As far as you know is dead right. The ISP knows who you are and what you are
doing. Why do you think they receive subpoenas all the time to reveal the
identities of people? The entertainment industry has an entire extortion
racket going simply because they can ask a court to force an ISP to tell them
who you are.

Everything you do on the internet has the possibility of being observed. It
may not be active but it can be done.
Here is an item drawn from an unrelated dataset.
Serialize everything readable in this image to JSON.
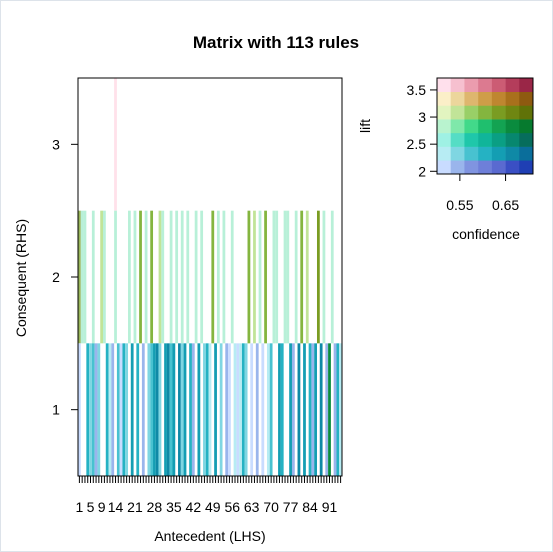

We have privacy because we aren't
important enough to be heavily watched.

The only thing we have is SSL and I for one am not convinced it is as totally
secured as many believe it is.

------
Nate75Sanders
Just playing devil's advocate here: They mention "aggregate user behavior", so
they could be building a large, aggregated Markov chain that stores no user
data whatsoever -- just site transition data for the world.

I haven't read in-depth analysis of how they do their stuff, though.

------
WoodyAnderson
I work for a bank. If Silk does indeed terminate SSL, we will block this
browser from accessing online banking. We block OperaMini browsers, which also
terminate SSL, for exactly the same reason - your sign-on credentials will be
IN THE CLEAR on a 3rd party site.

As the bank is the one offering the security guarantee and talking the risk,
we cannot afford to have credentials in the clear on some else's site -- ever.

------
eslaught
There are alternative browsers available:

[http://www.amazon.com/gp/search/ref=sr_kk_1?rh=i%3Amobile-
ap...](http://www.amazon.com/gp/search/ref=sr_kk_1?rh=i%3Amobile-
apps%2Ck%3Abrowser&keywords=browser&ie=UTF8&qid=1317321315)

That doesn't fix the problem for unaware users, but at least the option to use
other browsers still exists.